A then-famous gynecologist by the name of Dr. Isaac Baker Brown began practicing clitoridectomies (removal of the outer clitoris) on women in London. This procedure followed from his professional “discovery” that women’s masturbation caused epilepsy, hysteria and idiocy!
The surgery practice didn’t do any good for his reputation, in fact, it had him thrown out of Obstetrical Society of London. Unfortunately, despite the medical rejection of this ridiculous intervention, gynecologists in America began following his example and performing clitoridectomies. Time would prove this to be not only unnecessarily harmful, but that it failed to masturbating women from doing what loved.
The term “Homosexual” was first used. Karl Maria Kertbeny, a German researcher who was studying sexual orientation, wrote a letter to the German minister of justice. At this time the Germans were revising their penal codes and Kertbeny was among those who believed that sexual contact between two people of the same gender should be criminalized.
The first vibrators were invented and brought onto the market.
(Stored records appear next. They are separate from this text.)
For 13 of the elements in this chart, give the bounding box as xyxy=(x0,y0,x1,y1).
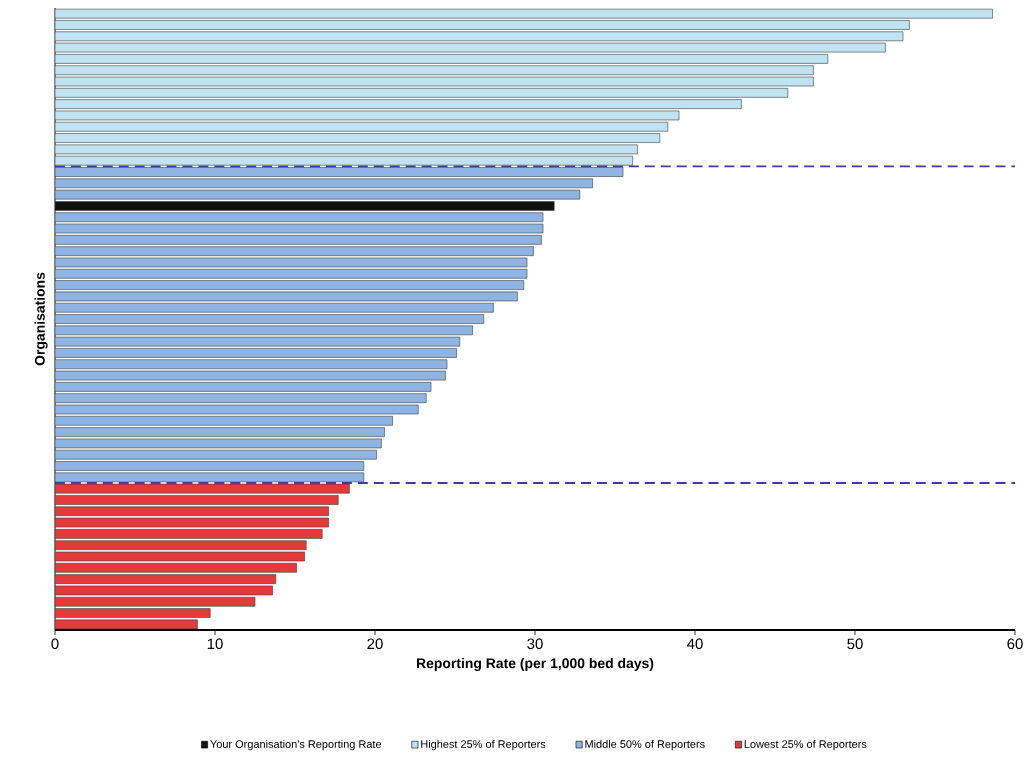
legend-label: Highest 25% of Reporters xyxy=(421,739,546,751)
x-axis-title: Reporting Rate (per 1,000 bed days) xyxy=(416,657,654,671)
x-tick-label: 50 xyxy=(847,638,863,650)
legend-label: Lowest 25% of Reporters xyxy=(744,739,867,751)
legend-label: Your Organisation's Reporting Rate xyxy=(210,739,382,751)
x-tick-label: 40 xyxy=(687,638,703,650)
y-axis-title: Organisations xyxy=(34,272,48,366)
x-tick-label: 0 xyxy=(51,638,59,650)
x-tick-label: 60 xyxy=(1007,638,1023,650)
x-tick-label: 20 xyxy=(367,638,383,650)
x-tick-label: 10 xyxy=(207,638,223,650)
x-tick-label: 30 xyxy=(527,638,543,650)
legend-label: Middle 50% of Reporters xyxy=(585,739,705,751)
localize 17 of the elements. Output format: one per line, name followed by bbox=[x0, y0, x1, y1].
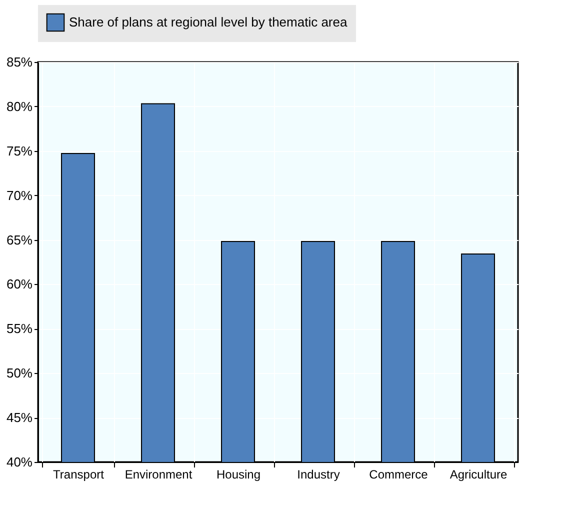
y-tick-label: 40% bbox=[6, 454, 33, 470]
x-tick-label: Housing bbox=[216, 468, 261, 482]
y-tick-label: 75% bbox=[6, 143, 33, 158]
y-tick-label: 50% bbox=[6, 366, 33, 381]
x-tick-label: Environment bbox=[124, 468, 193, 482]
y-tick-label: 65% bbox=[6, 232, 33, 248]
legend-label: Share of plans at regional level by thematic area bbox=[69, 14, 348, 30]
x-tick-label: Commerce bbox=[369, 468, 428, 482]
y-tick-label: 80% bbox=[6, 98, 33, 114]
y-tick-label: 45% bbox=[6, 410, 33, 426]
x-tick-label: Industry bbox=[297, 468, 340, 482]
y-tick-label: 70% bbox=[6, 188, 33, 203]
y-tick-label: 55% bbox=[6, 321, 33, 336]
y-tick-label: 60% bbox=[6, 276, 33, 292]
x-tick-label: Transport bbox=[53, 468, 105, 482]
x-tick-label: Agriculture bbox=[450, 468, 508, 482]
y-tick-label: 85% bbox=[6, 54, 33, 70]
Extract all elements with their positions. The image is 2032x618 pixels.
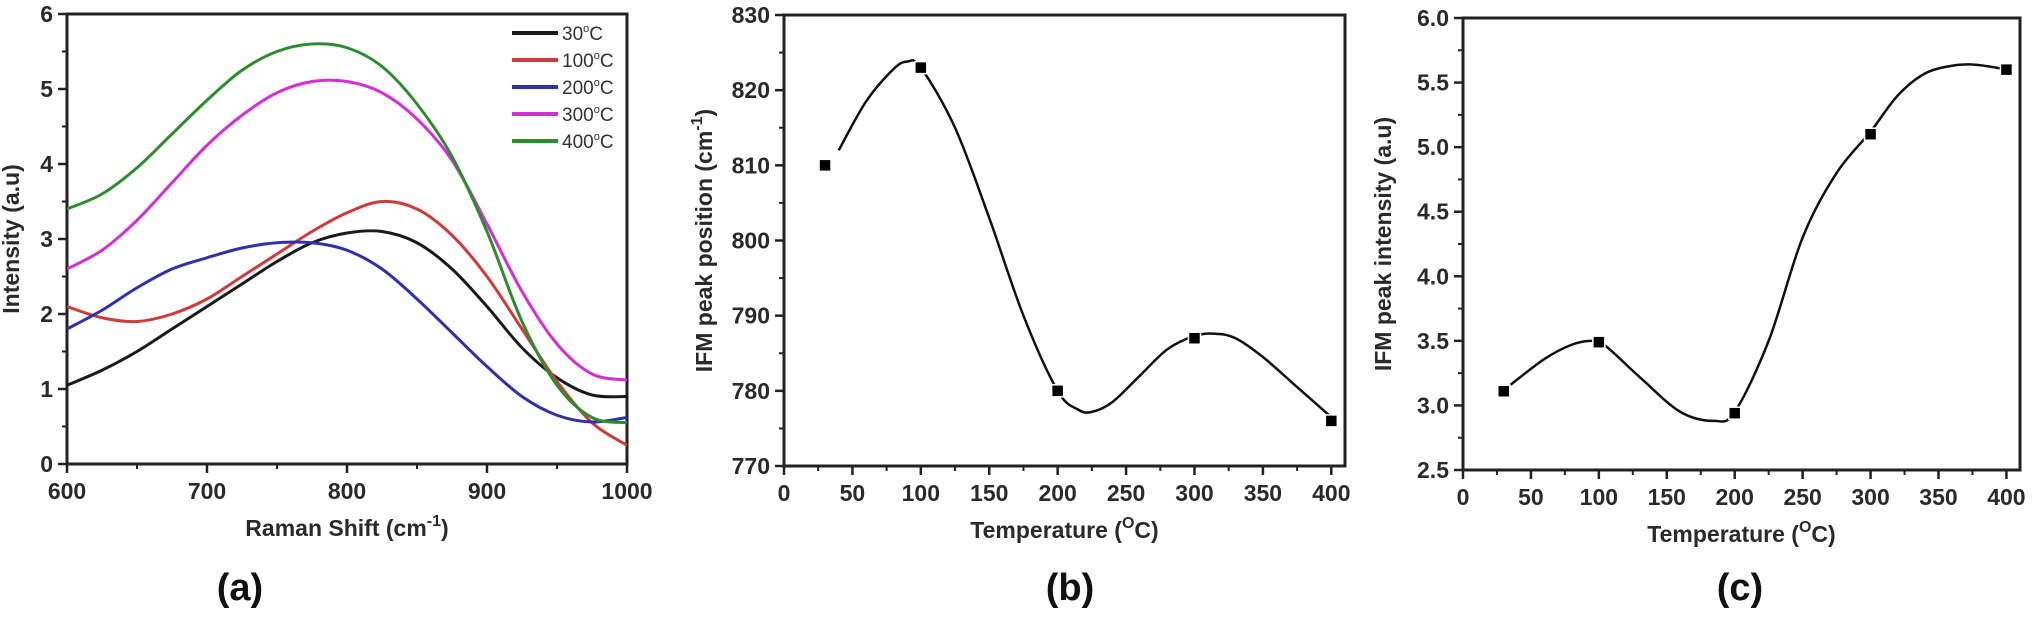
plot-frame: [782, 13, 1347, 468]
y-tick-label: 820: [732, 77, 770, 103]
x-tick-label: 1000: [601, 478, 652, 504]
y-tick-label: 770: [732, 453, 770, 479]
x-tick-label: 900: [468, 478, 506, 504]
panel-label-a: (a): [217, 567, 263, 609]
y-tick-label: 780: [732, 378, 770, 404]
data-point-marker: [1050, 384, 1065, 398]
data-point-marker: [1863, 127, 1878, 141]
y-tick-label: 3: [40, 226, 53, 252]
chart-panel-b: 0 50 100 150 200 250 300 350 400 770 780 790 800 810 8…: [689, 2, 1351, 609]
legend: 30oC 100oC 200oC 300oC 400oC: [512, 23, 614, 153]
y-axis-title: IFM peak position (cm-1): [689, 109, 717, 372]
x-tick-label: 0: [778, 480, 791, 506]
x-axis-title: Temperature (OC): [1647, 519, 1835, 547]
x-tick-label: 50: [840, 480, 866, 506]
legend-entry: 400oC: [562, 131, 614, 153]
y-axis-title: IFM peak intensity (a.u): [1370, 117, 1396, 371]
y-axis-title: Intensity (a.u): [0, 164, 24, 314]
spline-curve: [837, 59, 1333, 419]
y-tick-label: 5.0: [1417, 134, 1449, 160]
x-tick-label: 350: [1919, 484, 1957, 510]
y-tick-label: 4.0: [1417, 263, 1449, 289]
y-tick-label: 5: [40, 76, 53, 102]
x-tick-label: 400: [1312, 480, 1350, 506]
y-tick-label: 790: [732, 303, 770, 329]
legend-entry: 200oC: [562, 77, 614, 99]
data-point-marker: [1497, 384, 1511, 398]
x-tick-label: 100: [1580, 484, 1618, 510]
x-tick-label: 150: [970, 480, 1008, 506]
x-tick-label: 250: [1107, 480, 1145, 506]
series-line: [67, 42, 627, 425]
x-axis-title: Temperature (OC): [970, 515, 1158, 543]
x-tick-label: 250: [1783, 484, 1821, 510]
y-tick-label: 2: [40, 301, 53, 327]
x-tick-label: 800: [328, 478, 366, 504]
y-tick-label: 6.0: [1417, 5, 1449, 31]
panel-label-c: (c): [1717, 567, 1763, 609]
y-tick-label: 5.5: [1417, 70, 1449, 96]
x-tick-label: 600: [48, 478, 86, 504]
x-axis-title: Raman Shift (cm-1): [245, 513, 448, 541]
data-point-marker: [818, 158, 832, 173]
data-point-marker: [1999, 62, 2014, 77]
y-tick-label: 0: [40, 451, 53, 477]
y-tick-label: 3.5: [1417, 328, 1449, 354]
x-tick-label: 350: [1244, 480, 1282, 506]
legend-entry: 300oC: [562, 104, 614, 126]
data-point-marker: [1187, 331, 1202, 345]
y-tick-label: 1: [40, 376, 53, 402]
series-line: [67, 229, 627, 399]
spline-curve: [1509, 63, 2007, 423]
x-tick-label: 50: [1518, 484, 1544, 510]
data-point-marker: [1324, 414, 1339, 428]
y-tick-label: 800: [732, 228, 770, 254]
x-tick-label: 700: [188, 478, 226, 504]
y-tick-label: 810: [732, 152, 770, 178]
y-tick-label: 6: [40, 1, 53, 27]
x-tick-label: 200: [1716, 484, 1754, 510]
x-tick-label: 300: [1175, 480, 1213, 506]
y-tick-label: 2.5: [1417, 457, 1449, 483]
legend-entry: 30oC: [562, 23, 603, 45]
panel-label-b: (b): [1046, 567, 1095, 609]
x-tick-label: 150: [1648, 484, 1686, 510]
x-tick-label: 0: [1457, 484, 1470, 510]
x-tick-label: 300: [1851, 484, 1889, 510]
y-tick-label: 830: [732, 2, 770, 28]
data-point-marker: [1727, 406, 1742, 420]
y-tick-label: 4.5: [1417, 199, 1449, 225]
y-tick-label: 4: [40, 151, 53, 177]
data-point-marker: [1592, 335, 1606, 349]
series-line: [67, 240, 627, 424]
x-tick-label: 200: [1038, 480, 1076, 506]
x-tick-label: 100: [902, 480, 940, 506]
x-tick-label: 400: [1987, 484, 2025, 510]
series-line: [67, 78, 627, 382]
chart-panel-a: 600 700 800 900 1000 0 1 2 3 4 5 6 Raman Shift (cm-1…: [0, 1, 653, 609]
legend-entry: 100oC: [562, 50, 614, 72]
data-point-marker: [914, 60, 928, 75]
chart-panel-c: 0 50 100 150 200 250 300 350 400 2.5 3.0 3.5 4.0 4.5 5…: [1370, 5, 2026, 609]
y-tick-label: 3.0: [1417, 392, 1449, 418]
They were powered by electricity, this only a decade after the first electric generator was invented by Thomas Edison, and a decade before household appliances such as the vacuum cleaner, the fan, the kettle and so on.
At this time they were called Massagers and were used by physicians in their private clinics to treat women, who were thought to be suffering from Hysteria. Orgasm was then considered to be a cure for this condition.
The first “modern” birth control clinic in the world was opened in Amsterdam, by Aletta Jacobs and was sponsored by the trade unions. Jacobs was a physician who was accepted to medical school at the University of Groningen after being granted special permission from the minister to allow a woman to do such.
The first kiss on the big screen was between May Irwin and John C. Rice in the movie called “The Kiss”. It caused a major stir, with the churches calling for its banning.